Information provided with the next planned Sentinel-1 GRD acquisition.
PARAMETER |
DESCRIPTION |
Datatake ID: |
Unique product identifier (hexadecimal). |
Mode: |
Instrument acquisition mode. |
Observation (duration): |
Duration of the planned data take (in seconds). |
Observation (start): |
UTC start date and time of the planned data take. |
Observation (end): |
UTC end date and time of the planned data take. |
Orbit (absolute): |
Absolute orbit number at the start time of the data take. |
Orbit (relative): |
Relative orbit number at the start time of the data take. |
Polarisation: |
Instrument polarisation for the acquired data take. |
Satellite ID: |
Satellite identifier. |
Swath: |
Instrument swath (from 1 to 6 for SM, not applicable for IW and EW). |
The GFM Product output layer Affected Population is derived based on data extracted from the Global Human Settlement (GHS) layer and, in particular, from the GHS-POP dataset. This data contains a raster representation of the population's distribution and density as the number of people living within each grid cell. The information is available at various spatial resolutions and for different epochs. An example of this output layer is shown in the figure below.
For the GFM processing, the dataset at 100m resolution (highest possible resolution) and for the latest available timestep, 2020 are used.
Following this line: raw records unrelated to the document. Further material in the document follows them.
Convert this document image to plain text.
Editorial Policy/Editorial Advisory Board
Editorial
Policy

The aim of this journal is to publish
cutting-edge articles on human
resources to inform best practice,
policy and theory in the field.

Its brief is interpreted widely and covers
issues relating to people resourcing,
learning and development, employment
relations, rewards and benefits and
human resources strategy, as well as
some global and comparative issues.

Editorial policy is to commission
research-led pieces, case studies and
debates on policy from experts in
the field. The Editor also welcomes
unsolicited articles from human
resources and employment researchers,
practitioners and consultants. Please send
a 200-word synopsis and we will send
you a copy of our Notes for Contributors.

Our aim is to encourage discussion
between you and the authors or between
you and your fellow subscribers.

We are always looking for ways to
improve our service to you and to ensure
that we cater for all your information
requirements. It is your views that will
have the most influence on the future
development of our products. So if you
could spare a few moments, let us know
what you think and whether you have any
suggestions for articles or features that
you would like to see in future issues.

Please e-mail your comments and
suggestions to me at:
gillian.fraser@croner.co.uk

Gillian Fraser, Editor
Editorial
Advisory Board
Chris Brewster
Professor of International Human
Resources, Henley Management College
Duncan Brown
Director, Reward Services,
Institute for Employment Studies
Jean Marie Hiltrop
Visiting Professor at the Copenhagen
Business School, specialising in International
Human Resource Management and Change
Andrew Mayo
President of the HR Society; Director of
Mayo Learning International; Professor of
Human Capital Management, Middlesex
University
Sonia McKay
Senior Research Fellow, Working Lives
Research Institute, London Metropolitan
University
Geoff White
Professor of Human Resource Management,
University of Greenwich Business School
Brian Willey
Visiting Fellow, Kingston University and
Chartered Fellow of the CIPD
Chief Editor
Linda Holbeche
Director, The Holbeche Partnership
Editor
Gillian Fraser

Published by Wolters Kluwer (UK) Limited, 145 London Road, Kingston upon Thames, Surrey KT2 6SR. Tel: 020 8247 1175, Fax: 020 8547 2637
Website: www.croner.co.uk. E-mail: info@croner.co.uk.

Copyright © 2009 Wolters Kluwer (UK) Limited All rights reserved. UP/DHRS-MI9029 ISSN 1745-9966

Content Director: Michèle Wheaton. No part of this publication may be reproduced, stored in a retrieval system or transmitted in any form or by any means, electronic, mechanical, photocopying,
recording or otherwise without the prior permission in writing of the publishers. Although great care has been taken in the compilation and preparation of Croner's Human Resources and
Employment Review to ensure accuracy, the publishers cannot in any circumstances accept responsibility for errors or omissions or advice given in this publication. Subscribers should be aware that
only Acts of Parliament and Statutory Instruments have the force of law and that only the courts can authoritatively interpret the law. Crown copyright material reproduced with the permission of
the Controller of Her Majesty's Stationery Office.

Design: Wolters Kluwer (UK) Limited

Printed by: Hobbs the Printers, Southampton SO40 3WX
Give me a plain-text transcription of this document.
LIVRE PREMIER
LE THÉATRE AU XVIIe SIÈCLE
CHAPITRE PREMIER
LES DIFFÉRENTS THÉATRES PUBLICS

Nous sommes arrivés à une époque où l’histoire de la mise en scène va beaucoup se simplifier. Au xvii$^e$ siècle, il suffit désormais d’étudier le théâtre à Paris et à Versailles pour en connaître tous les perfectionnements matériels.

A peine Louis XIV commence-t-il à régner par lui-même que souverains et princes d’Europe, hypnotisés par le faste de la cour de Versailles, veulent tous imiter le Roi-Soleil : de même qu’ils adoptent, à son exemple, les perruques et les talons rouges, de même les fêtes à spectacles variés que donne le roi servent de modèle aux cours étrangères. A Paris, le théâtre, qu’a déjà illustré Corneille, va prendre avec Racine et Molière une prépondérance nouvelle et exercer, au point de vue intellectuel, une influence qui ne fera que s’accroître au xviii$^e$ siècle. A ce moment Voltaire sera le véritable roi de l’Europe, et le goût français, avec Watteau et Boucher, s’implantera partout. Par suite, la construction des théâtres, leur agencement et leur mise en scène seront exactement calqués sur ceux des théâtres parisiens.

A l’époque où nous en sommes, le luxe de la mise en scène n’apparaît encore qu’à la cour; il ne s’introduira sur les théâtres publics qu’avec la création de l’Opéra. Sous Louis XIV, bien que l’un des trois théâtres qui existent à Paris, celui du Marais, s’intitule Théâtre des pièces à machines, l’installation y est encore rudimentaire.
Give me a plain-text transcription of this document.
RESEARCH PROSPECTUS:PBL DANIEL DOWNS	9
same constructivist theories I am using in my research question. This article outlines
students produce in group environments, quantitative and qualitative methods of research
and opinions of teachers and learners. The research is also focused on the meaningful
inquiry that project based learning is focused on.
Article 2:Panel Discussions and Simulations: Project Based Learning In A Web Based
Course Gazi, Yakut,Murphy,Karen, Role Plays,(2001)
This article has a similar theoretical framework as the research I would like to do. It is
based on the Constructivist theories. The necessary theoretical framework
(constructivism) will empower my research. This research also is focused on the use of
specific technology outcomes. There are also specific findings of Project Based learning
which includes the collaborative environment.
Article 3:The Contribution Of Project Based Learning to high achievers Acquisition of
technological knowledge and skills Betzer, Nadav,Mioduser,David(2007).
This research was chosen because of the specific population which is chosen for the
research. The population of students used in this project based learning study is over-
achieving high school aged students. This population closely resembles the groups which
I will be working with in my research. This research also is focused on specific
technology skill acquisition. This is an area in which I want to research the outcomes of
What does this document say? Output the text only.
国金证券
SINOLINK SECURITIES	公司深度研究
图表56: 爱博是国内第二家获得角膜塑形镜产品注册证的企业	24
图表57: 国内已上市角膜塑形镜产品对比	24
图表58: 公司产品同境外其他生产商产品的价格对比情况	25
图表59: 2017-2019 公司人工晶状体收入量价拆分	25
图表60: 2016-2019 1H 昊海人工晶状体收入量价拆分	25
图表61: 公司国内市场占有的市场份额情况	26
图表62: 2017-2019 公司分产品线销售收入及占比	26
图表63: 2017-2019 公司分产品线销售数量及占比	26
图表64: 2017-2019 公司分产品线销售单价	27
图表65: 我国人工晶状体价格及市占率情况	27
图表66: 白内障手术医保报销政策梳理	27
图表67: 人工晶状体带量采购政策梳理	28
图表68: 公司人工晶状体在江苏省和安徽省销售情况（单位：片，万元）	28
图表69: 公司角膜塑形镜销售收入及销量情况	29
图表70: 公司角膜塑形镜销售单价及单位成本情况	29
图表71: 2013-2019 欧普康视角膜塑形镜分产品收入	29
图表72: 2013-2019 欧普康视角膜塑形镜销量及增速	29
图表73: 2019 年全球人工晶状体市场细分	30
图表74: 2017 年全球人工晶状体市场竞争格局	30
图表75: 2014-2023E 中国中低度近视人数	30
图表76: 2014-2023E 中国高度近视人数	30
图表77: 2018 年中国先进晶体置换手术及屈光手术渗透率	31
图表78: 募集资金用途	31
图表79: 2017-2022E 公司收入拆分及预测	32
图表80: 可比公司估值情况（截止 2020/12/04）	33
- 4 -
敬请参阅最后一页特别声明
Combining this re-projected and re-sampled raster dataset and the flood extent allows to provide the number of affected people for each specific pixel detected as flooded.
The updated dataset replaces the former Global Human Settlement population dataset at 250m resolution with the reference year 2015, which was available at the start of GFM operations and was used for production during October 2021 – March 2023.
The GFM Product also provides, in addition to affected population, an output layer highlighting the affected landcover for a particular flood case. This information can provide a first assessment of affected land cover or land use types, for example how much agricultural area is affected by the flood extent. An example of this output layer is shown in teh figure below.
Based on the GFM consortium’s production heritage and experience in land cover mapping, this output layer is derived from the 100m-resolution database from the Copernicus Global Land Cover Service enriched with information from the Copernicus Pan-European High-Resolution Layers (i.e., Imperviousness, Forests, Grassland, Water and Wetness) over Europe.
The Global Land Service includes 23 classes and provides annual updates, with an overall accuracy of 80%. The Copernicus Pan-European High-Resolution Layers have an overall accuracy of 85%+ and are available at 20 m (the 2018 version at 10 m) spatial resolution. In addition to both datasets, GFM also includes the most relevant classes from OpenStreetMap (roads, railways, etc.) to allow a first assessment of affected areas and infrastructure.